Tjilp!
De mussen zijn uitgevlogen. Op terrassen bij ruige terreinen en natuurgebieden azen de tjilpende gezinnen op kruimels. De jonkies zitten erbij met trillende vleugels, opgezette veertjes en geopende bekkies; moeder en vader pikken kruimels op en stoppen die erin. Een koddig gezicht.

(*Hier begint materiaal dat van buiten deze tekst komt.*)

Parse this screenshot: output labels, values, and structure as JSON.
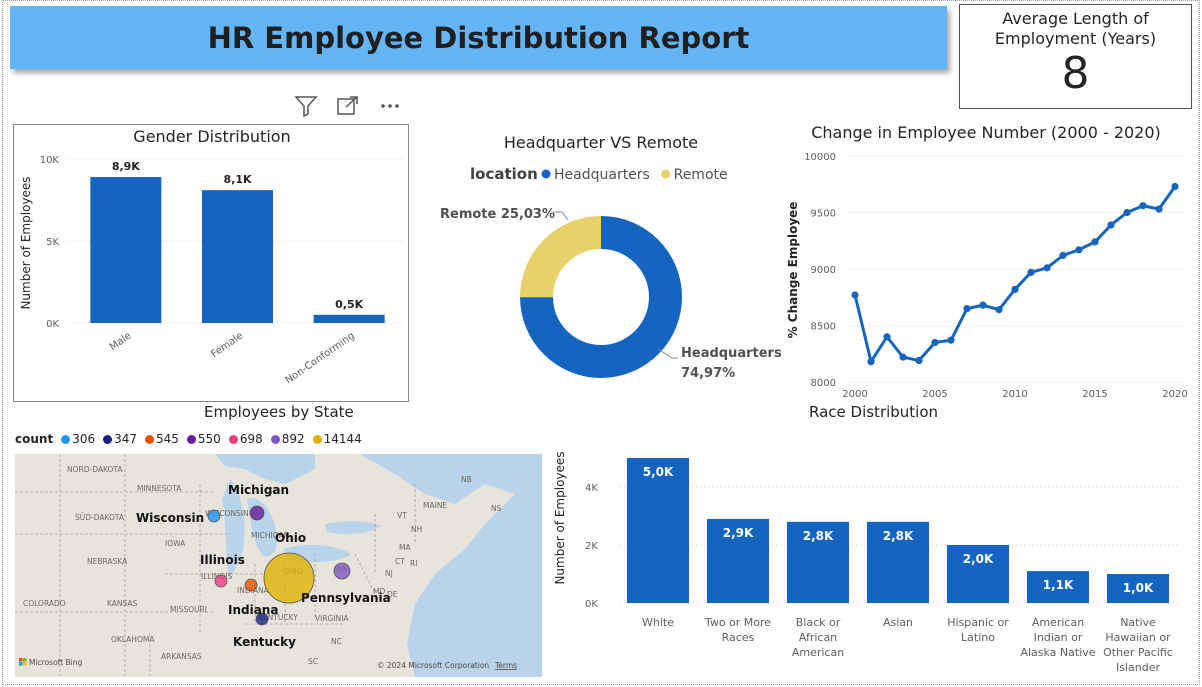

De mussen op de foto zag ik onlangs in Madrid. In Spanje zijn nog veel mussen. Niet zoveel als in bijvoorbeeld Turkije, maar meer dan in Nederland. In dertig jaar zijn onze huismussen met driekwart afgenomen. Hoewel daarvoor allerlei oorzaken te bedenken zijn, is het opmerkelijk dat ze het beter doen in landen buiten de Europese Unie. Tweederde van het Europese belastinggeld wordt besteed aan intensivering van de landbouw, waar zelfs mussen niet tegen kunnen. As ik zie hoe op het Spaanse boerenland houtwallen met zingende vogels en nesten en al op Europese kosten uit het boerenland worden weggebulldozerd, zou ik haast een Nexit wensen. Overigens speelt natuurbehoud geen rol in de ideologie van onze meest anti-Europese politieke partijen.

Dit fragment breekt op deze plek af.